Com a nova composição do tribunal, há indícios de que o TSE adotará uma abordagem oposta. Isso ficou evidente quando Benedito decidiu incluir no processo a minuta de um decreto de golpe encontrada pela Polícia Federal na residência de Anderson Torres, ex-ministro da Justiça, revelada pela Folha em janeiro. Essa ação já estava em andamento no tribunal eleitoral naquele momento.
O corregedor tem argumentado que são necessários elementos que demonstrem desdobramentos dos fatos mencionados na ação e que apontem a gravidade da conduta de Bolsonaro. Ele também menciona "circunstâncias relevantes ao contexto dos fatos, reveladas em outros procedimentos policiais, investigativos ou jurisdicionais, ou que sejam de conhecimento público".
Essa visão também é compartilhada pelo Ministério Público Eleitoral em relação ao episódio envolvendo os embaixadores. O órgão identificou nas atitudes de Bolsonaro "um conjunto de afirmações que compõem o propósito de desacreditar a legitimidade do sistema de votação digital" utilizado no país desde 1996.
Desde o início, o tribunal entende que a reunião com os embaixadores, na qual o ex-presidente repetiu teorias da conspiração sobre as urnas eletrônicas, desacreditou o sistema eleitoral, fez ameaças golpistas e atacou ministros do Supremo Tribunal Federal (STF), não pode ser considerada um fato isolado.
O encontro com representantes de outros países estaria intimamente ligado a uma tentativa de desequilibrar o sistema eleitoral, algo que o presidente vinha fazendo em várias ocasiões e que culminou nos ataques golpistas ocorridos em 8 de janeiro.

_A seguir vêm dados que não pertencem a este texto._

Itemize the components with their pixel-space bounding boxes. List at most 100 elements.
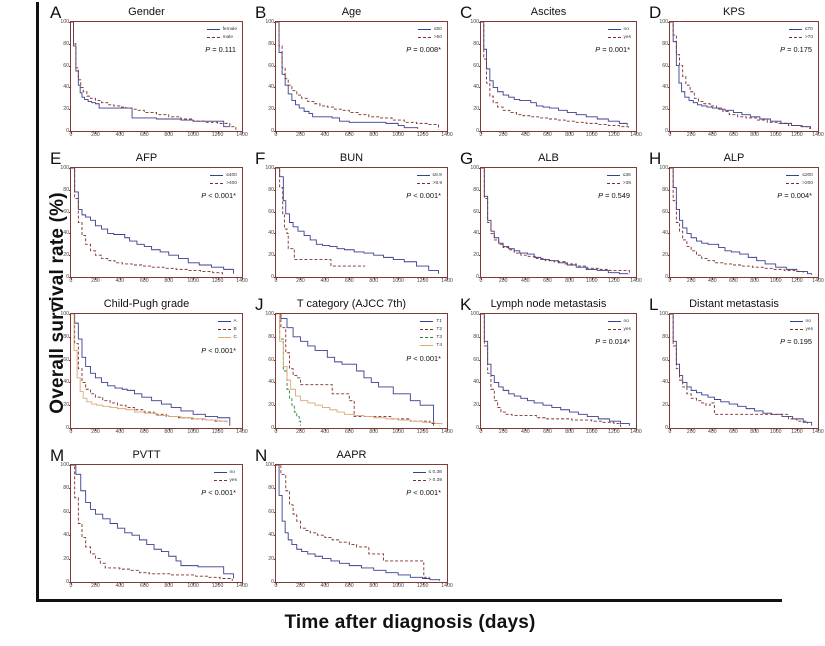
y-tick-label: 60	[268, 62, 274, 69]
x-tick-mark	[422, 277, 424, 280]
y-tick-mark	[68, 558, 71, 560]
y-tick-label: 60	[662, 356, 668, 363]
legend-item: T2	[420, 326, 442, 333]
x-tick-mark	[712, 277, 714, 280]
x-tick-mark	[591, 277, 593, 280]
panel-title: Ascites	[530, 6, 567, 18]
plot-area: 0204060801000200400600800100012001400noy…	[470, 311, 641, 435]
y-tick-label: 20	[268, 555, 274, 562]
y-tick-label: 20	[63, 555, 69, 562]
x-tick-mark	[144, 582, 146, 585]
x-tick-label: 200	[296, 583, 305, 589]
panel-title: BUN	[339, 152, 364, 164]
x-tick-mark	[71, 582, 72, 585]
x-tick-label: 1000	[392, 429, 404, 435]
panel-a: AGender020406080100020040060080010001200…	[44, 4, 249, 148]
x-tick-label: 1200	[416, 132, 429, 138]
plot-area: 0204060801000200400600800100012001400≤8.…	[265, 165, 452, 284]
legend-swatch	[416, 174, 430, 178]
x-tick-mark	[95, 277, 97, 280]
p-value-annotation: P < 0.001*	[406, 488, 441, 497]
y-tick-mark	[478, 109, 481, 111]
curve-no	[481, 314, 629, 426]
x-tick-mark	[613, 277, 615, 280]
x-tick-mark	[796, 131, 798, 134]
y-tick-label: 100	[265, 165, 274, 171]
survival-curves	[71, 314, 242, 428]
y-tick-label: 40	[63, 379, 69, 386]
x-tick-mark	[754, 428, 756, 431]
legend-item: T1	[420, 318, 442, 325]
legend-swatch	[206, 28, 220, 32]
legend-label: C	[233, 334, 237, 340]
x-tick-label: 800	[750, 132, 759, 138]
legend: female male	[206, 26, 237, 42]
y-tick-label: 0	[254, 274, 274, 280]
x-tick-label: 1000	[769, 278, 782, 284]
panel-letter-d: D	[649, 3, 662, 22]
x-tick-label: 200	[686, 132, 696, 138]
y-tick-label: 20	[662, 252, 668, 259]
x-tick-mark	[691, 277, 693, 280]
x-tick-mark	[193, 131, 195, 134]
x-tick-label: 1000	[585, 278, 598, 284]
legend-label: >8.9	[432, 180, 442, 186]
p-value-annotation: P < 0.001*	[201, 345, 236, 355]
y-tick-label: 0	[49, 274, 69, 280]
legend-swatch	[607, 328, 621, 332]
y-tick-mark	[667, 168, 670, 169]
legend-item: >36	[606, 180, 631, 187]
x-tick-label: 0	[274, 583, 278, 589]
x-tick-label: 1400	[630, 278, 642, 284]
curve--200	[670, 168, 812, 275]
legend-swatch	[420, 328, 434, 332]
x-tick-mark	[733, 277, 735, 280]
legend-swatch	[789, 328, 803, 332]
y-tick-mark	[68, 428, 71, 429]
curve-no	[71, 465, 233, 578]
y-tick-label: 60	[662, 62, 668, 69]
y-tick-label: 20	[268, 106, 274, 113]
legend-swatch	[412, 471, 426, 475]
p-value-annotation: P < 0.001*	[201, 488, 236, 497]
panel-letter-c: C	[460, 3, 473, 22]
x-tick-mark	[503, 277, 505, 280]
p-value-annotation: P = 0.195	[780, 337, 812, 346]
legend-label: A	[233, 318, 237, 324]
x-tick-mark	[503, 428, 505, 431]
x-tick-label: 800	[565, 429, 574, 435]
y-tick-label: 60	[473, 62, 479, 69]
y-tick-mark	[68, 87, 71, 89]
y-tick-label: 100	[265, 19, 274, 25]
y-tick-mark	[478, 22, 481, 23]
x-tick-label: 600	[543, 429, 552, 435]
y-tick-mark	[68, 22, 71, 23]
y-tick-mark	[478, 428, 481, 429]
x-tick-label: 200	[91, 278, 100, 284]
legend-label: ≤70	[804, 26, 813, 32]
x-tick-label: 200	[296, 429, 305, 435]
x-tick-mark	[636, 277, 637, 280]
y-tick-label: 80	[473, 40, 479, 47]
plot-area: 0204060801000200400600800100012001400≤20…	[659, 165, 823, 284]
panel-letter-b: B	[255, 3, 267, 22]
y-tick-mark	[273, 488, 276, 490]
legend-item: yes	[607, 34, 631, 41]
y-tick-mark	[273, 211, 276, 213]
x-tick-mark	[422, 582, 424, 585]
legend-item: T3	[420, 334, 442, 341]
x-tick-label: 400	[320, 429, 330, 435]
x-tick-label: 800	[164, 583, 174, 589]
legend-swatch	[606, 182, 620, 186]
panel-f: FBUN020406080100020040060080010001200140…	[249, 150, 454, 294]
x-tick-mark	[324, 131, 326, 134]
y-tick-label: 100	[60, 462, 69, 468]
y-tick-mark	[478, 211, 481, 213]
y-tick-label: 40	[662, 84, 668, 91]
p-value-annotation: P = 0.549	[598, 191, 630, 200]
x-tick-label: 200	[296, 278, 305, 284]
legend-item: no	[789, 318, 813, 325]
p-value-annotation: P < 0.001*	[406, 191, 441, 200]
x-tick-mark	[119, 428, 121, 431]
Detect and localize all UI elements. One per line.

O ponto central do processo que será julgado contra Bolsonaro será a desinformação em relação à integridade do processo eleitoral, semelhante ao caso que resultou na cassação do deputado estadual Fernando Francischini, à época filiado ao PSL-PR, em 2021. Francischini afirmou nas redes sociais, sem provas, que as urnas foram adulteradas para impedir a eleição de Bolsonaro em 2018.
No caso de Bolsonaro, espera-se que o TSE discuta menos o desequilíbrio causado pelo ex-presidente à competição eleitoral, como é comum em casos de abuso de poder político ou econômico, e mais a gravidade da campanha de desinformação conduzida por ele.
Alguns especialistas criticam o fato de o TSE ter aceitado a inclusão da minuta do golpe no processo, ampliando o escopo inicial da ação. Eles mencionam o artigo do Código de Processo Civil que permite alterar o pedido e a causa de pedir até o saneamento do processo, desde que haja consentimento do réu.
No entanto, há questionamentos sobre a inclusão da minuta do golpe, pois não existem elementos que comprovem se Bolsonaro realmente aceitou ou tinha conhecimento dela. Alguns veem uma motivação política e ideológica por trás dessa decisão, caracterizando uma extrapolação dos limites do processo.
É importante ressaltar que o desfecho desse julgamento dependerá das deliberações e decisões dos ministros do TSE, e qualquer conclusão sobre a inelegibilidade de Bolsonaro é puramente especulativa até que haja um veredicto oficial.